When an observer moves toward an object, the image expands on his or her retina. The pattern of local motions on the retina is known as optic flow. Schrater, Knill and Simoncelli showed that the visual system does not rely solely on optic flow to perceive information about objects as they move closer. "We think of these expanding patterns as a single phenomenon," said Simoncelli. "But there are really two sources of visual information—the size change and the optic flow. So, in our work we sought to design visual stimuli that could isolate size changes from optic flow."

The stimuli the scientists created to test the perceptions of human subjects consisted of a textured visual field of random light and dark areas. To simulate both size change and optic flow, the scientists created an animation in which the elements changed size and separated, as objects do when an observer moves toward them.

To simulate size change alone, the scientists created an animation in which the texture elements increased in scale. In order to eliminate any perception of optic flow, however, the texture elements randomly changed position as the scale increased.

The scientists also used an optic flow animation developed by other scientists, in which randomly placed dots moved away from one another. Because the dots appeared for short intervals and then disappeared, the animation eliminated the possibility that observers could use size-change information to see the expansion. "This animation prevented people from seeing clusters of the points, grouping them together, and thinking of them as expanding objects," said Simoncelli.

The researchers used the animations to do two basic experiments using human subjects. "In the first experiment, we asked subjects to compare the expansion rate they perceived in the animations of pure size change and pure optic flow. That is, they just told us which one of the two stimuli appeared to grow faster," Simoncelli said. "We found that the subjects were able to perceive expansion in the animation that showed only size change without optic flow.

"This wasn't a surprise to us because we could just look at the animations ourselves and see the expansion," said Simoncelli. "But we also found that subjects were good at judging the rate of expansion from size change alone. They were not quite as good at making these judgments as they were with stimuli that also contained optic flow information. But the size change alone was sufficient for them to make the judgments."
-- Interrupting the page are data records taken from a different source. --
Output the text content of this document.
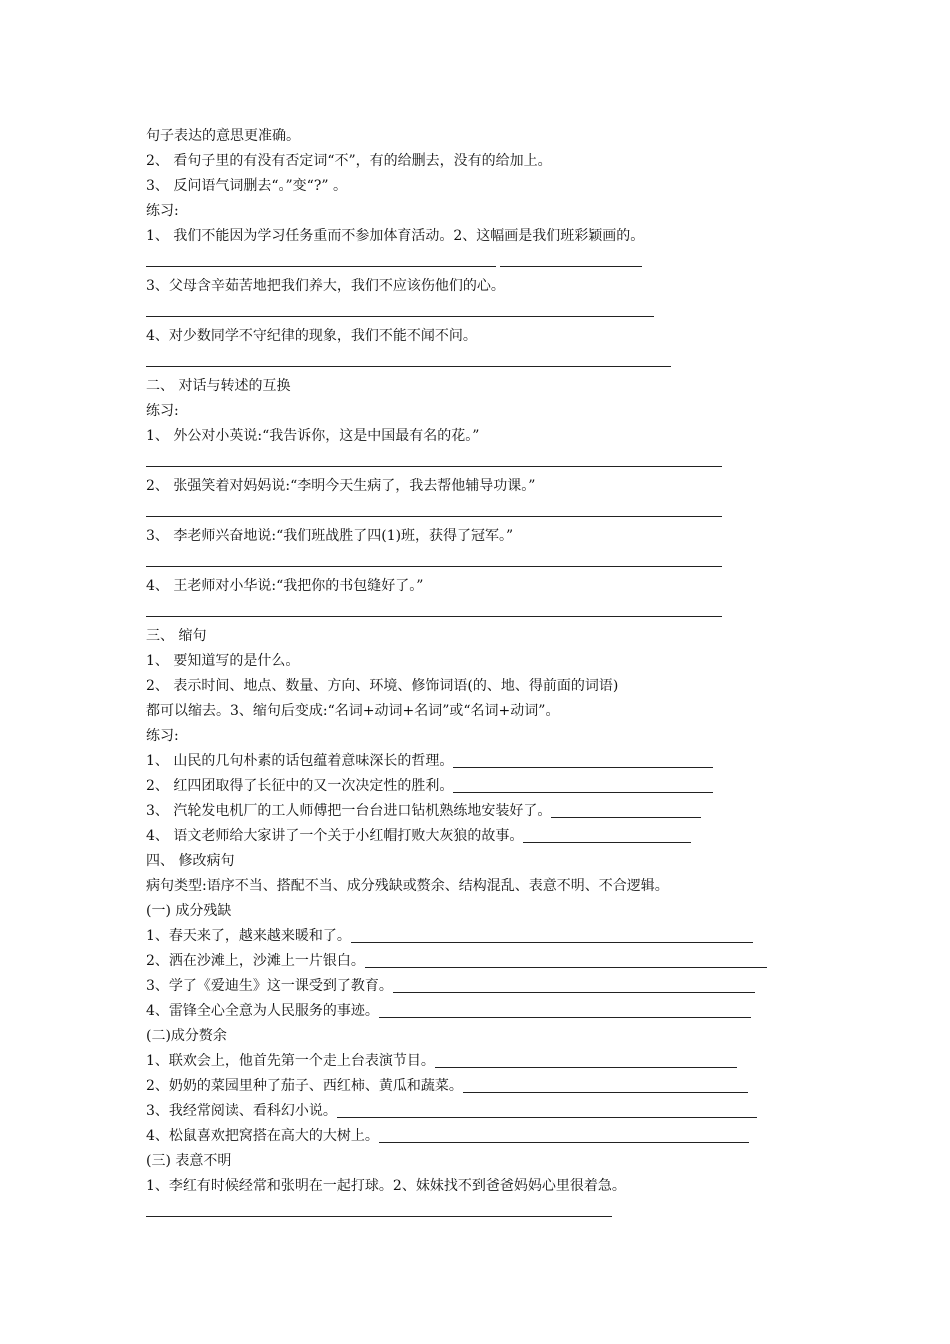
句子表达的意思更准确。
2、 看句子里的有没有否定词“不”，有的给删去，没有的给加上。
3、 反问语气词删去“。”变“?” 。
练习:
1、 我们不能因为学习任务重而不参加体育活动。2、这幅画是我们班彩颖画的。
3、父母含辛茹苦地把我们养大，我们不应该伤他们的心。
4、对少数同学不守纪律的现象，我们不能不闻不问。
二、 对话与转述的互换
练习:
1、 外公对小英说:“我告诉你，这是中国最有名的花。”
2、 张强笑着对妈妈说:“李明今天生病了，我去帮他辅导功课。”
3、 李老师兴奋地说:“我们班战胜了四(1)班，获得了冠军。”
4、 王老师对小华说:“我把你的书包缝好了。”
三、 缩句
1、 要知道写的是什么。
2、 表示时间、地点、数量、方向、环境、修饰词语(的、地、得前面的词语)
都可以缩去。3、缩句后变成:“名词+动词+名词”或“名词+动词”。
练习:
1、 山民的几句朴素的话包蕴着意味深长的哲理。
2、 红四团取得了长征中的又一次决定性的胜利。
3、 汽轮发电机厂的工人师傅把一台台进口钻机熟练地安装好了。
4、 语文老师给大家讲了一个关于小红帽打败大灰狼的故事。
四、 修改病句
病句类型:语序不当、搭配不当、成分残缺或赘余、结构混乱、表意不明、不合逻辑。
(一) 成分残缺
1、春天来了，越来越来暖和了。
2、洒在沙滩上，沙滩上一片银白。
3、学了《爱迪生》这一课受到了教育。
4、雷锋全心全意为人民服务的事迹。
(二)成分赘余
1、联欢会上，他首先第一个走上台表演节目。
2、奶奶的菜园里种了茄子、西红柿、黄瓜和蔬菜。
3、我经常阅读、看科幻小说。
4、松鼠喜欢把窝搭在高大的大树上。
(三) 表意不明
1、李红有时候经常和张明在一起打球。2、妹妹找不到爸爸妈妈心里很着急。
However, if perceptions were truly due to early stage visual-system processing, said Simoncelli, the subjects should experience a well-known visual illusion known as the "waterfall illusion."

"It's been known for centuries that when you stare at something moving for a long time and then look at a stationary object, it will appear to move in the opposite direction," explained Simoncelli. "For example, when you stare at a waterfall for a while and then move your gaze to the adjacent rocks, they will appear to move upwards." In a similar way, when the visual system is exposed to an expanding animation, it should perceive a subsequently viewed stationary pattern as contracting, he said. The researchers found that when subjects were exposed to the expanding size-change animation, their judgments of mixed-motion animations did indeed show such visual after-effects.

"The after-effect provides more compelling evidence that there's a specific mechanism involved in sensing size change information," said Simoncelli.

While these kinds of experiments can reveal that a visual mechanism is devoted to perceiving size change, said Simoncelli, extensive animal studies will be needed to understand the neural circuitry involved. "It has been well known for some time that there are mechanisms in the mammalian visual cortex that are specialized for motion perception," he said. "But just saying that there are a set of neurons that respond to expanding stimuli doesn't specify the cascade of computations that are done, starting with the retina and propagating through the system to the responses of those neurons."